Si cominciava a fare il giro delle case in ogni posto dove ci si fermava si gustavano ceci abbrustoliti, lupini, qualche volta dei fichi secchi e celli pieni. E ovviamente non poteva mai mancare il vino. I muratori erano gran bevitori e buon intenditori di vino. In quell’occasione si offriva il vino cotto, forte, pesante e corposo. Non era strano se a fine serata, intorno all’una di notte, ognuno rincasava con la testa che gli girava un po’!

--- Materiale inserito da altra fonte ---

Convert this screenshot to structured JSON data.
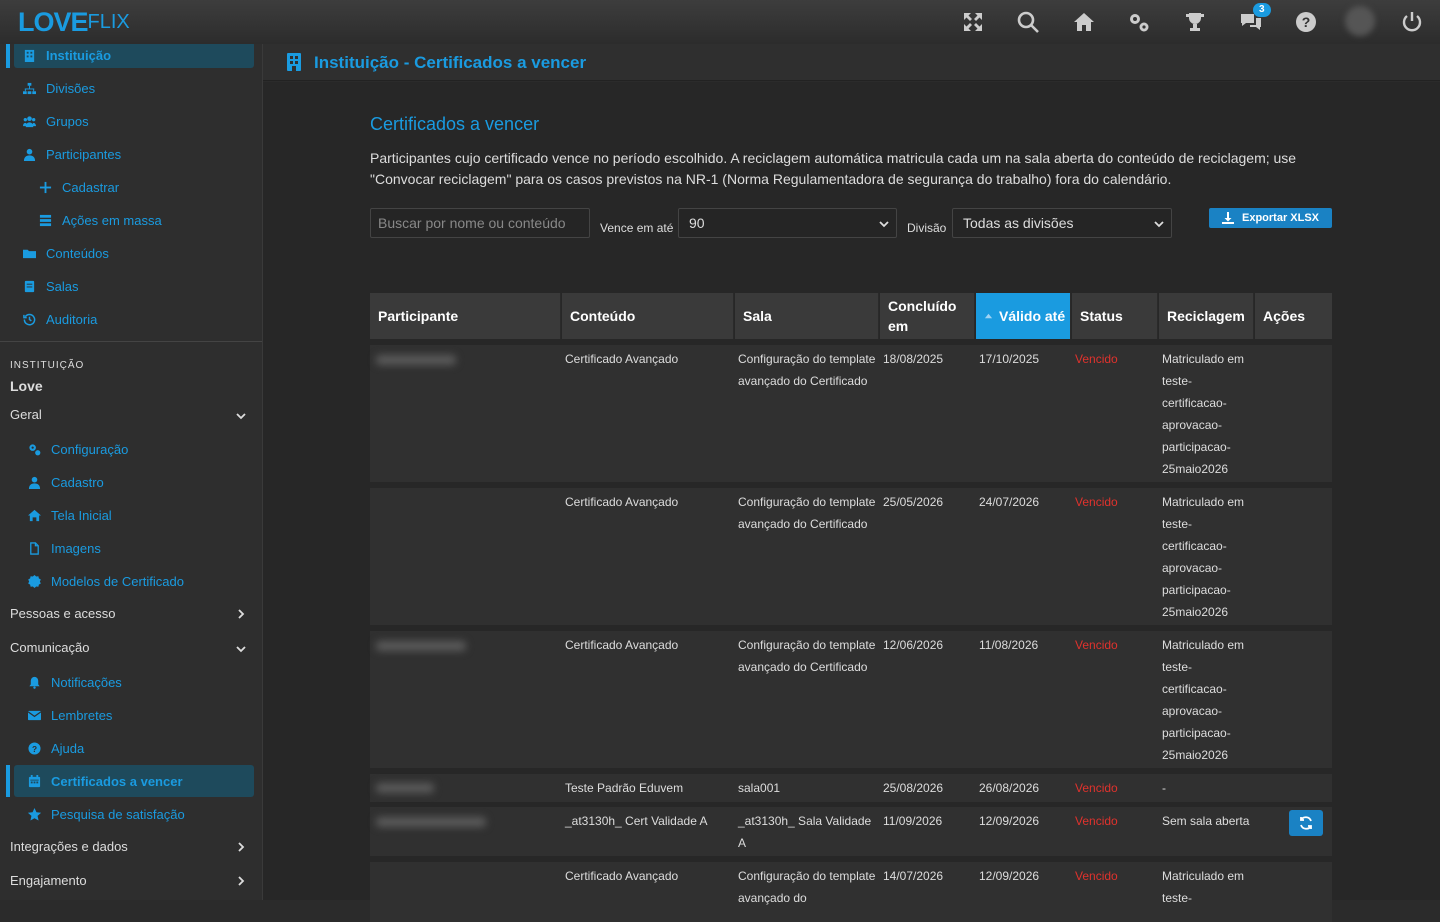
{
  "app": {
    "logo_main": "LOVE",
    "logo_sub": "FLIX",
    "notification_count": "3"
  },
  "topbar": {
    "icons": [
      "fullscreen-icon",
      "search-icon",
      "home-icon",
      "gears-icon",
      "trophy-icon",
      "chat-icon",
      "help-icon",
      "avatar",
      "power-icon"
    ]
  },
  "sidebar": {
    "top_items": [
      {
        "label": "Instituição",
        "icon": "building-icon"
      },
      {
        "label": "Divisões",
        "icon": "sitemap-icon"
      },
      {
        "label": "Grupos",
        "icon": "users-icon"
      },
      {
        "label": "Participantes",
        "icon": "user-icon"
      },
      {
        "label": "Cadastrar",
        "icon": "plus-icon"
      },
      {
        "label": "Ações em massa",
        "icon": "list-icon"
      },
      {
        "label": "Conteúdos",
        "icon": "folder-icon"
      },
      {
        "label": "Salas",
        "icon": "book-icon"
      },
      {
        "label": "Auditoria",
        "icon": "history-icon"
      }
    ],
    "section_caption": "INSTITUIÇÃO",
    "section_name": "Love",
    "groups": {
      "geral": "Geral",
      "pessoas": "Pessoas e acesso",
      "comunicacao": "Comunicação",
      "integracoes": "Integrações e dados",
      "engajamento": "Engajamento"
    },
    "geral_items": [
      {
        "label": "Configuração",
        "icon": "gears-icon"
      },
      {
        "label": "Cadastro",
        "icon": "user-icon"
      },
      {
        "label": "Tela Inicial",
        "icon": "home-icon"
      },
      {
        "label": "Imagens",
        "icon": "file-icon"
      },
      {
        "label": "Modelos de Certificado",
        "icon": "certificate-icon"
      }
    ],
    "comunicacao_items": [
      {
        "label": "Notificações",
        "icon": "bell-icon"
      },
      {
        "label": "Lembretes",
        "icon": "envelope-icon"
      },
      {
        "label": "Ajuda",
        "icon": "help-icon"
      },
      {
        "label": "Certificados a vencer",
        "icon": "calendar-icon"
      },
      {
        "label": "Pesquisa de satisfação",
        "icon": "star-icon"
      }
    ]
  },
  "page": {
    "header": "Instituição - Certificados a vencer",
    "title": "Certificados a vencer",
    "description": "Participantes cujo certificado vence no período escolhido. A reciclagem automática matricula cada um na sala aberta do conteúdo de reciclagem; use \"Convocar reciclagem\" para os casos previstos na NR-1 (Norma Regulamentadora de segurança do trabalho) fora do calendário.",
    "search_placeholder": "Buscar por nome ou conteúdo",
    "vence_label": "Vence em até",
    "vence_value": "90",
    "divisao_label": "Divisão",
    "divisao_value": "Todas as divisões",
    "export_label": "Exportar XLSX"
  },
  "table": {
    "headers": [
      "Participante",
      "Conteúdo",
      "Sala",
      "Concluído em",
      "Válido até",
      "Status",
      "Reciclagem",
      "Ações"
    ],
    "rows": [
      {
        "conteudo": "Certificado Avançado",
        "sala": "Configuração do template avançado do Certificado",
        "concluido": "18/08/2025",
        "valido": "17/10/2025",
        "status": "Vencido",
        "reciclagem": "Matriculado em teste-certificacao-aprovacao-participacao-25maio2026"
      },
      {
        "conteudo": "Certificado Avançado",
        "sala": "Configuração do template avançado do Certificado",
        "concluido": "25/05/2026",
        "valido": "24/07/2026",
        "status": "Vencido",
        "reciclagem": "Matriculado em teste-certificacao-aprovacao-participacao-25maio2026"
      },
      {
        "conteudo": "Certificado Avançado",
        "sala": "Configuração do template avançado do Certificado",
        "concluido": "12/06/2026",
        "valido": "11/08/2026",
        "status": "Vencido",
        "reciclagem": "Matriculado em teste-certificacao-aprovacao-participacao-25maio2026"
      },
      {
        "conteudo": "Teste Padrão Eduvem",
        "sala": "sala001",
        "concluido": "25/08/2026",
        "valido": "26/08/2026",
        "status": "Vencido",
        "reciclagem": "-"
      },
      {
        "conteudo": "_at3130h_ Cert Validade A",
        "sala": "_at3130h_ Sala Validade A",
        "concluido": "11/09/2026",
        "valido": "12/09/2026",
        "status": "Vencido",
        "reciclagem": "Sem sala aberta"
      },
      {
        "conteudo": "Certificado Avançado",
        "sala": "Configuração do template avançado do",
        "concluido": "14/07/2026",
        "valido": "12/09/2026",
        "status": "Vencido",
        "reciclagem": "Matriculado em teste-"
      }
    ]
  }
}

Il giorno dopo intorno alle dieci c’era la processione per le vie del paese e la messa in onore di san Sebastiano. Subito dopo il pranzo ci si riuniva di nuovo e si ricominciava fare il giro delle case e a cantare. Anche se era una festa fondamentalmente dei muratori, siccome il paese era piccolo, diventava anche una festa di tutti i sansalvesi. I muratori ricevevano gli auguri dai loro compaesani.
Dal 1953 agli anni ‘70 non si è festeggiato perché man mano venivano a mancare i muratori che diventavano anziani e passavano a miglior vita. Ennio quando è diventato grande ha continuato la tradizione e ordinava la messa di San Sebastiano. Ha ancora impresso in mente quando nel 1960 don Cirillo Piovesan gli disse “Oggi è san Sebastiano la festa dei muratori ma oggi purtroppo non è la festa dei muratori ma degli imprenditori che si sono scordati del santo. Era meglio prima”.

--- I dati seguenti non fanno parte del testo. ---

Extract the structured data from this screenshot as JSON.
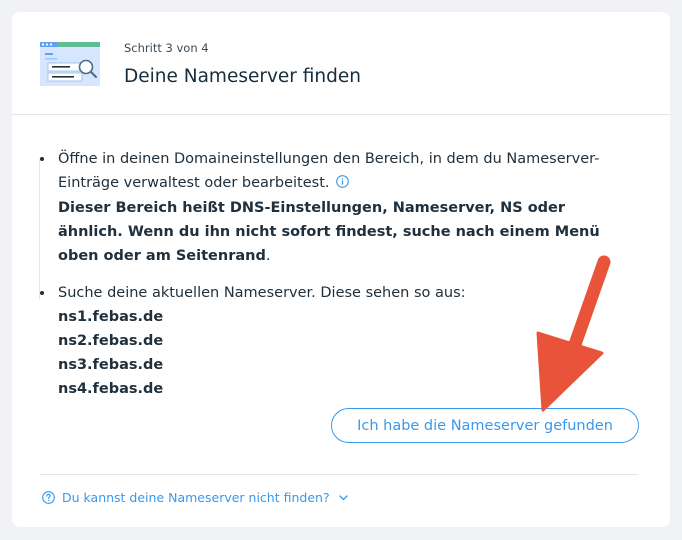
{
  "header": {
    "step": "Schritt 3 von 4",
    "title": "Deine Nameserver finden"
  },
  "steps": {
    "item1": {
      "text": "Öffne in deinen Domaineinstellungen den Bereich, in dem du Nameserver-Einträge verwaltest oder bearbeitest.",
      "bold": "Dieser Bereich heißt DNS-Einstellungen, Nameserver, NS oder ähnlich. Wenn du ihn nicht sofort findest, suche nach einem Menü oben oder am Seitenrand",
      "period": "."
    },
    "item2": {
      "text": "Suche deine aktuellen Nameserver. Diese sehen so aus:",
      "nameservers": [
        "ns1.febas.de",
        "ns2.febas.de",
        "ns3.febas.de",
        "ns4.febas.de"
      ]
    }
  },
  "found_button": "Ich habe die Nameserver gefunden",
  "help_link": "Du kannst deine Nameserver nicht finden?",
  "colors": {
    "accent": "#3899ec",
    "arrow": "#e8533a",
    "text": "#20303c"
  },
  "icons": [
    "browser-search-illustration",
    "info-icon",
    "question-icon",
    "chevron-down-icon",
    "arrow-annotation"
  ]
}
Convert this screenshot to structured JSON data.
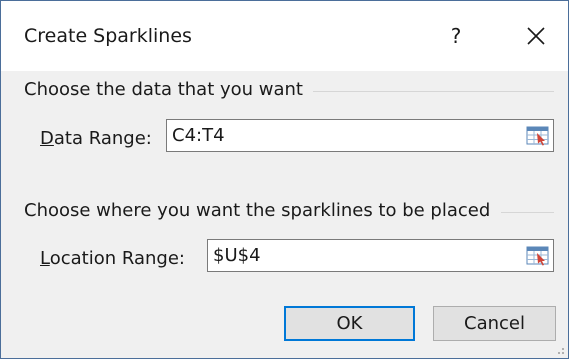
{
  "dialog": {
    "title": "Create Sparklines",
    "help_label": "?",
    "close_icon": "close-icon"
  },
  "data_group": {
    "heading": "Choose the data that you want",
    "field_label_hotkey": "D",
    "field_label_rest": "ata Range:",
    "value": "C4:T4",
    "ref_icon": "range-selector-icon"
  },
  "location_group": {
    "heading": "Choose where you want the sparklines to be placed",
    "field_label_hotkey": "L",
    "field_label_rest": "ocation Range:",
    "value": "$U$4",
    "ref_icon": "range-selector-icon"
  },
  "buttons": {
    "ok_label": "OK",
    "cancel_label": "Cancel"
  },
  "colors": {
    "accent": "#0078d7",
    "dialog_bg": "#f0f0f0",
    "border": "#4b6e9a"
  }
}
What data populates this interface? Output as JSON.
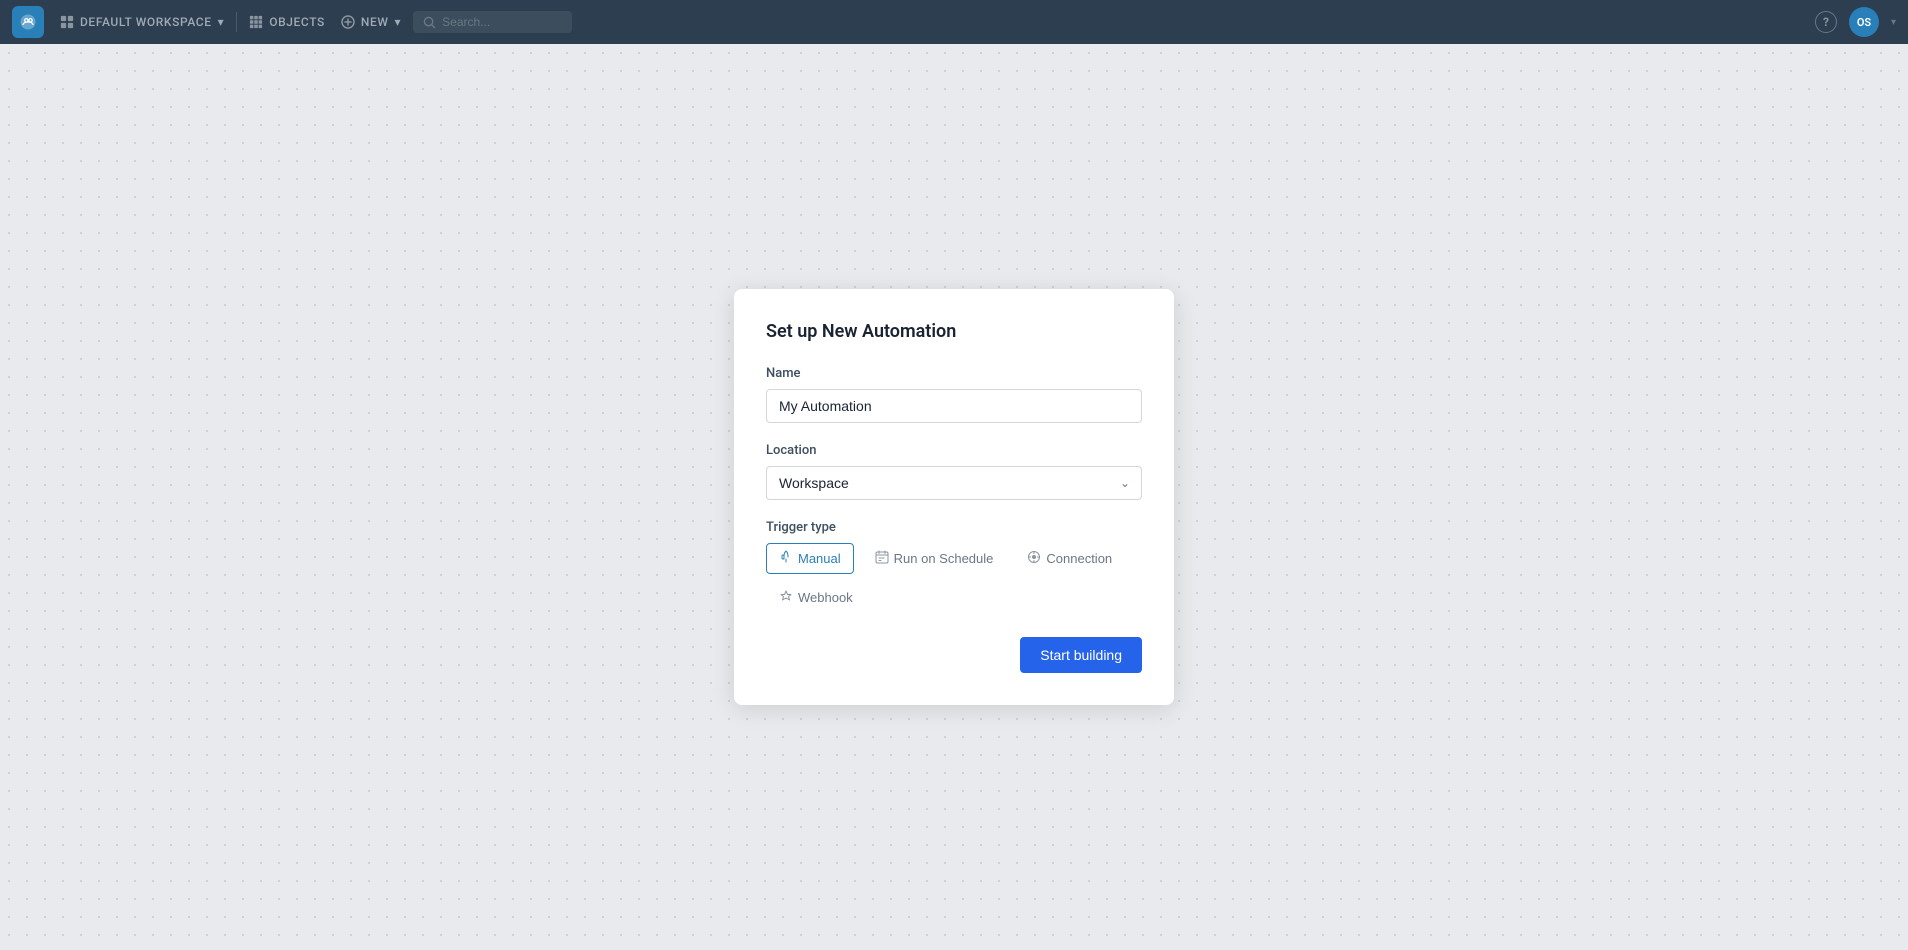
{
  "navbar": {
    "logo_alt": "Workato logo",
    "workspace_label": "DEFAULT WORKSPACE",
    "objects_label": "OBJECTS",
    "new_label": "NEW",
    "search_placeholder": "Search...",
    "help_label": "?",
    "avatar_initials": "OS",
    "avatar_chevron": "▾"
  },
  "dialog": {
    "title": "Set up New Automation",
    "name_label": "Name",
    "name_value": "My Automation",
    "location_label": "Location",
    "location_value": "Workspace",
    "trigger_label": "Trigger type",
    "triggers": [
      {
        "id": "manual",
        "label": "Manual",
        "icon": "☝",
        "active": true
      },
      {
        "id": "schedule",
        "label": "Run on Schedule",
        "icon": "⊟",
        "active": false
      },
      {
        "id": "connection",
        "label": "Connection",
        "icon": "⊙",
        "active": false
      },
      {
        "id": "webhook",
        "label": "Webhook",
        "icon": "✦",
        "active": false
      }
    ],
    "submit_label": "Start building"
  }
}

Nel 1974 lo zio di Ennio, Andrea Ciavatta (“Ndriucci du lu telefn” gestiva in via Savoia un negozio che offriva il servizio telefonico), Leone Balduzzi il poeta, Antonio Cirese, mastro Antonio De Filippis che suonava la chitarra, Checchia Sebastiano, Tonino Masciale che suonava la fisarmonica, Olindo suonava il banjo, Gino Granata, Rocco Martelli, e da tanti altri hanno cominciato a far ripartire vecchie tradizioni come il canto del sant’Antonio e del san Sebastiano.
Oltre ai cantori si avvicinavano e si aggregavano alla comitiva i vari compaesani.
“Non dimenticherò mai la festa di san Sebastiano di quando ero bambino, perché era una festa povera ma bella. Tutti i momenti della festa erano occasioni di vera condivisione e fratellanza. Ci si voleva bene veramente!”